To create an API application in Delinea Secret Server:

  1. Open the Delinea Secret Server application in a web browser.
  2. In Secret Server, select Admin from the left menu and then select See All.
  3. On the full Administration menu, select SDK Client Management.
  4. On the SDK Client Management page, click Client OnBoarding.
  5. At the top right, move the Disabled/Enabled slider to the right enable this functionality.
  6. At the bottom right, click the plus next to Rule.
  7. Enter a Name for the rule. Make note of this name. You will reference it when creating a PAM provider in Keyfactor Command (see PAM Provider Configuration in Keyfactor Command).
  8. In this Details field, enter the IP address of your Keyfactor Command server.
  9. In the Assignment dropdown, select the application user you created for API use with Keyfactor Command.
  10. Check the Require this generated onboarding key box.
  11. Click Save to save the application.
  12. On the SDK Client Management page, click Show Key for your new application (see Figure 398: Locate the Delinea Rule Key). Make note of the key shown. This is your rule key. You will need this when creating a PAM provider in Keyfactor Command (see PAM Provider Configuration in Keyfactor Command).
Tip:  It is very easy when copying the rule key to accidentally grab an extra space at the end of the key. If you paste the key into Keyfactor Command this way when configuring the PAM provider, the error you will receive back from Delinea Secret Server when Keyfactor Command attempts to connect to Delinea Secrect Server does not indicate this is the issue and instead says:

Object reference not set to an instance of an object

Take care to paste the key in with no leading or trailing spaces.
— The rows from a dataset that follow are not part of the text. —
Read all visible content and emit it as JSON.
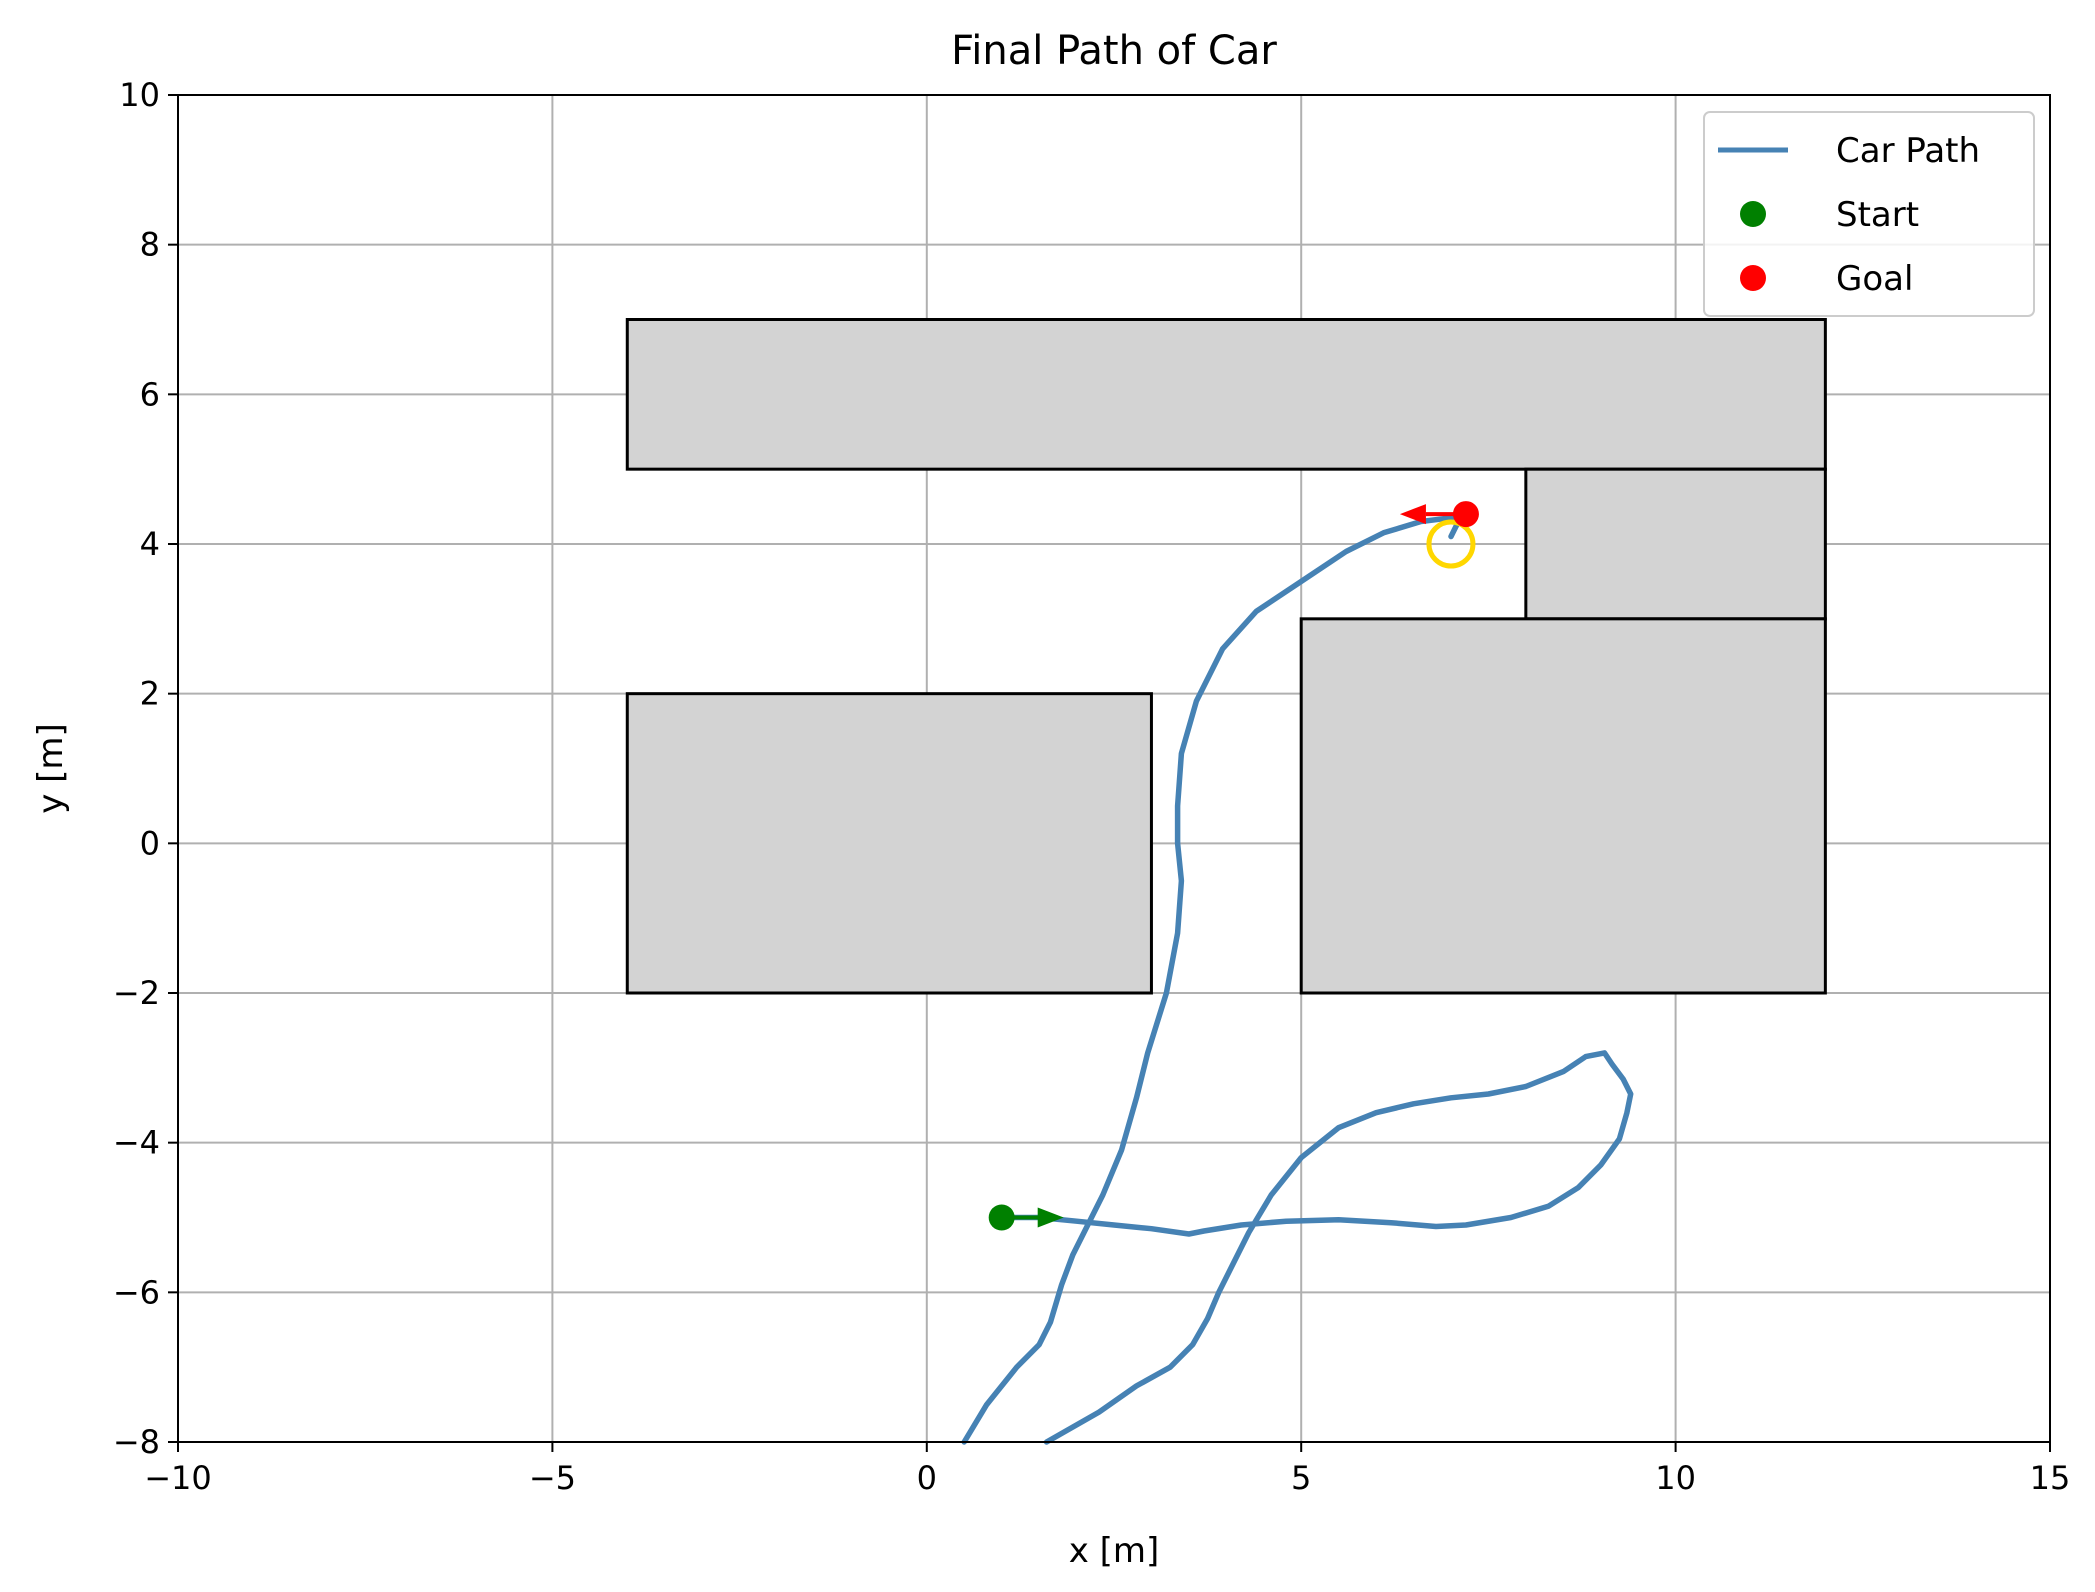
{
  "chart_data": {
    "type": "line",
    "title": "Final Path of Car",
    "xlabel": "x [m]",
    "ylabel": "y [m]",
    "xlim": [
      -10,
      15
    ],
    "ylim": [
      -8,
      10
    ],
    "xticks": [
      -10,
      -5,
      0,
      5,
      10,
      15
    ],
    "yticks": [
      -8,
      -6,
      -4,
      -2,
      0,
      2,
      4,
      6,
      8,
      10
    ],
    "xtick_labels": [
      "−10",
      "−5",
      "0",
      "5",
      "10",
      "15"
    ],
    "ytick_labels": [
      "−8",
      "−6",
      "−4",
      "−2",
      "0",
      "2",
      "4",
      "6",
      "8",
      "10"
    ],
    "grid": true,
    "legend_position": "upper right",
    "legend": [
      {
        "label": "Car Path",
        "marker": "line",
        "color": "#4682b4"
      },
      {
        "label": "Start",
        "marker": "dot",
        "color": "#008000"
      },
      {
        "label": "Goal",
        "marker": "dot",
        "color": "#ff0000"
      }
    ],
    "obstacles": [
      {
        "x": -4,
        "y": 5,
        "width": 16,
        "height": 2
      },
      {
        "x": 8,
        "y": 3,
        "width": 4,
        "height": 2
      },
      {
        "x": 5,
        "y": -2,
        "width": 7,
        "height": 5
      },
      {
        "x": -4,
        "y": -2,
        "width": 7,
        "height": 4
      }
    ],
    "obstacle_color": "#d3d3d3",
    "series": [
      {
        "name": "Car Path",
        "color": "#4682b4",
        "points": [
          [
            1.0,
            -5.0
          ],
          [
            1.5,
            -5.0
          ],
          [
            2.0,
            -5.05
          ],
          [
            2.5,
            -5.1
          ],
          [
            3.0,
            -5.15
          ],
          [
            3.5,
            -5.22
          ],
          [
            3.7,
            -5.18
          ],
          [
            4.2,
            -5.1
          ],
          [
            4.8,
            -5.05
          ],
          [
            5.5,
            -5.03
          ],
          [
            6.2,
            -5.07
          ],
          [
            6.8,
            -5.12
          ],
          [
            7.2,
            -5.1
          ],
          [
            7.8,
            -5.0
          ],
          [
            8.3,
            -4.85
          ],
          [
            8.7,
            -4.6
          ],
          [
            9.0,
            -4.3
          ],
          [
            9.25,
            -3.95
          ],
          [
            9.35,
            -3.6
          ],
          [
            9.4,
            -3.35
          ],
          [
            9.3,
            -3.15
          ],
          [
            9.15,
            -2.95
          ],
          [
            9.05,
            -2.8
          ],
          [
            8.8,
            -2.85
          ],
          [
            8.5,
            -3.05
          ],
          [
            8.0,
            -3.25
          ],
          [
            7.5,
            -3.35
          ],
          [
            7.0,
            -3.4
          ],
          [
            6.5,
            -3.48
          ],
          [
            6.0,
            -3.6
          ],
          [
            5.5,
            -3.8
          ],
          [
            5.0,
            -4.2
          ],
          [
            4.6,
            -4.7
          ],
          [
            4.3,
            -5.2
          ],
          [
            4.1,
            -5.6
          ],
          [
            3.9,
            -6.0
          ],
          [
            3.75,
            -6.35
          ],
          [
            3.55,
            -6.7
          ],
          [
            3.25,
            -7.0
          ],
          [
            2.8,
            -7.25
          ],
          [
            2.3,
            -7.6
          ],
          [
            1.6,
            -8.0
          ]
        ]
      },
      {
        "name": "",
        "color": "#4682b4",
        "points": [
          [
            0.5,
            -8.0
          ],
          [
            0.8,
            -7.5
          ],
          [
            1.2,
            -7.0
          ],
          [
            1.5,
            -6.7
          ],
          [
            1.65,
            -6.4
          ],
          [
            1.8,
            -5.9
          ],
          [
            1.95,
            -5.5
          ],
          [
            2.1,
            -5.2
          ],
          [
            2.35,
            -4.7
          ],
          [
            2.6,
            -4.1
          ],
          [
            2.8,
            -3.4
          ],
          [
            2.95,
            -2.8
          ],
          [
            3.2,
            -2.0
          ],
          [
            3.35,
            -1.2
          ],
          [
            3.4,
            -0.5
          ],
          [
            3.35,
            0.0
          ],
          [
            3.35,
            0.5
          ],
          [
            3.4,
            1.2
          ],
          [
            3.6,
            1.9
          ],
          [
            3.95,
            2.6
          ],
          [
            4.4,
            3.1
          ],
          [
            5.0,
            3.5
          ],
          [
            5.6,
            3.9
          ],
          [
            6.1,
            4.15
          ],
          [
            6.6,
            4.3
          ],
          [
            7.0,
            4.35
          ],
          [
            7.3,
            4.4
          ],
          [
            7.1,
            4.3
          ],
          [
            7.0,
            4.1
          ]
        ]
      }
    ],
    "start": {
      "x": 1.0,
      "y": -5.0,
      "heading": "right",
      "color": "#008000"
    },
    "goal": {
      "x": 7.2,
      "y": 4.4,
      "heading": "left",
      "color": "#ff0000"
    },
    "goal_region": {
      "x": 7.0,
      "y": 4.0,
      "color": "#ffd700"
    }
  }
}
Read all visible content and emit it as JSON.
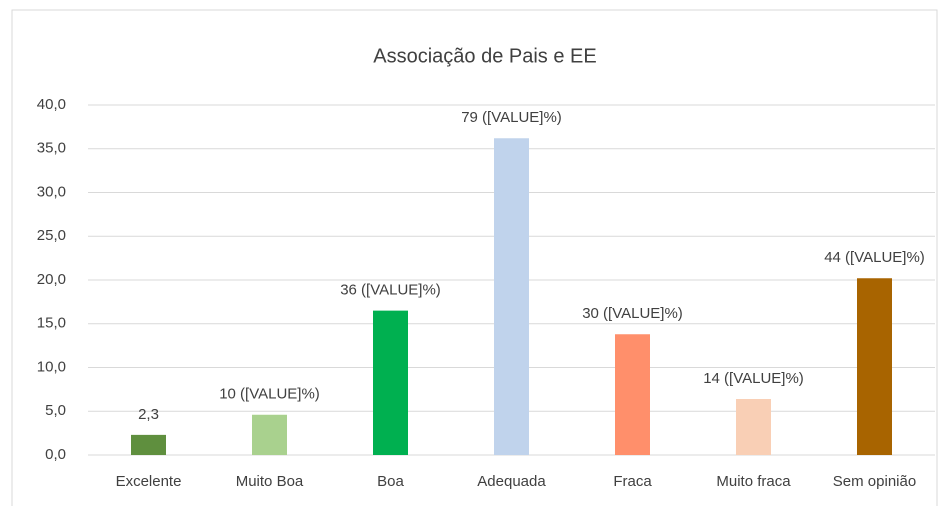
{
  "chart_data": {
    "type": "bar",
    "title": "Associação de Pais e EE",
    "categories": [
      "Excelente",
      "Muito Boa",
      "Boa",
      "Adequada",
      "Fraca",
      "Muito fraca",
      "Sem opinião"
    ],
    "values": [
      2.3,
      4.6,
      16.5,
      36.2,
      13.8,
      6.4,
      20.2
    ],
    "value_labels": [
      "2,3",
      "10 ([VALUE]%)",
      "36 ([VALUE]%)",
      "79 ([VALUE]%)",
      "30 ([VALUE]%)",
      "14 ([VALUE]%)",
      "44 ([VALUE]%)"
    ],
    "colors": [
      "#5f8f3e",
      "#a9d18e",
      "#00b050",
      "#c0d3ec",
      "#ff8f6b",
      "#f9cfb5",
      "#a86400"
    ],
    "ylim": [
      0,
      40
    ],
    "yticks": [
      {
        "value": 0,
        "label": "0,0"
      },
      {
        "value": 5,
        "label": "5,0"
      },
      {
        "value": 10,
        "label": "10,0"
      },
      {
        "value": 15,
        "label": "15,0"
      },
      {
        "value": 20,
        "label": "20,0"
      },
      {
        "value": 25,
        "label": "25,0"
      },
      {
        "value": 30,
        "label": "30,0"
      },
      {
        "value": 35,
        "label": "35,0"
      },
      {
        "value": 40,
        "label": "40,0"
      }
    ],
    "grid": true
  }
}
Figure 398: Locate the Delinea Rule Key

Keyfactor Command connects to the Delinea Secret Server using Delinea's SDK. The Delinea SDK component on the Keyfactor Command server generates credential files in the C:\Windows\System32\inetsrv directory that allow Keyfactor Command to access Delinea Secret Server. In order to create the files, the service accounts under which the Keyfactor Command application pool and service are running need write access to that directory. Because this is a protected system directory, the only practical way to grant these users the needed access to this directory is to grant the application pool user and service user local administrative permissions on the Keyfactor Command server. Your Keyfactor Command implementation may be using the same service account for both the application pool role and the service role.